We can argue all day about this machismo of encouraging a person to break the body of another to get their way but the reality of our society is one where you might want to think twice before raising a little rocky. It probably does not end with a scholarship to Yale, but it might end up with him being the toughest guy in the factory.
I’m giving your “gender” a bad name by suggesting that men and women handle things differently? That policies, especially around something like fighting, shaped by a group of men would be different from those shaped by a group of women?
Jesus, and the Church He founded and continues to teach through, was no pacifist, “if you don’t have a sword, sell your cloak and buy one.” (Lk 22:36)
No one ever suggested men can’t be “mentally competent” without “breaking someone’s nose”. I certainly never did and flatter myself as “mentally competent” even though I’ve never broken anyone’s nose.
- Yes men and women are different.
- I am not a pacifist. Violence can be a moral imperative.
These threads come up occasionally and I am SHOCKED at the "catholic’ responses from parents that are “great job” you did the right thing by encouraging your kid to use violence!
“Teach him to be a man!”
It is sickening. And it is irresponsible parenting. We are to teach our children how to be saints. How to achieve heaven. Not how to stand up to a “bully” but here we have a problem. Everyone is assuming that the kid had exhausted all moral and diplomatic options, that the kid had a right to protect himself physically. Would it change your mind if you knew that the “bully” was a name caller but not violent? If he called him a vile name, maybe even a slur, would it be ok to use violence? How about if the bully was at his locker and the kid sucker punched him? Would that change your mind? Before we pretend that punching a bully in the face is some kind of rite of passage into being a “man” we ought to look at how we could stop this from happening. Bare knuckle hitting someone in the face can be lethal.

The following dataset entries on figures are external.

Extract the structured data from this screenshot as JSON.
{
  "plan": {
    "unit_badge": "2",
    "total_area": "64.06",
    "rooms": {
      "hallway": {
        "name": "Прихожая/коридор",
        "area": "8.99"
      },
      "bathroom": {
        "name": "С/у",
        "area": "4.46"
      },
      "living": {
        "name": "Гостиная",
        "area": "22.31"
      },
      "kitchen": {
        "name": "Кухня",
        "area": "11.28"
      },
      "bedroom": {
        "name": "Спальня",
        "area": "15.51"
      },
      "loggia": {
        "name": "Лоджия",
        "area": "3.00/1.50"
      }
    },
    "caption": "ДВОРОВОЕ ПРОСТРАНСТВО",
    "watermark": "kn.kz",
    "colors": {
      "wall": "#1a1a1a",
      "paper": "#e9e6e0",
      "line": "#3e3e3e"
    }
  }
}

I am trained in firearms use. I can tell you that not only legally but morally it is a failure of all parties when a firearm is used.
This mentality of physical violence being masculine needs to stop. Because a parent who encourages a boxer to use his fists to break the face of another human outside of competition is not being a successful parent, Catholic or otherwise.
It is dangerous, irresponsible, and stupid.
That being said, bullies need to be stopped and I for one do not think the schools are doing a good enough job of it. However I do notice that it does not really occur in the business world. At least physically. Though there have been some directors of business I have worked with that I thin could use a good broken nose.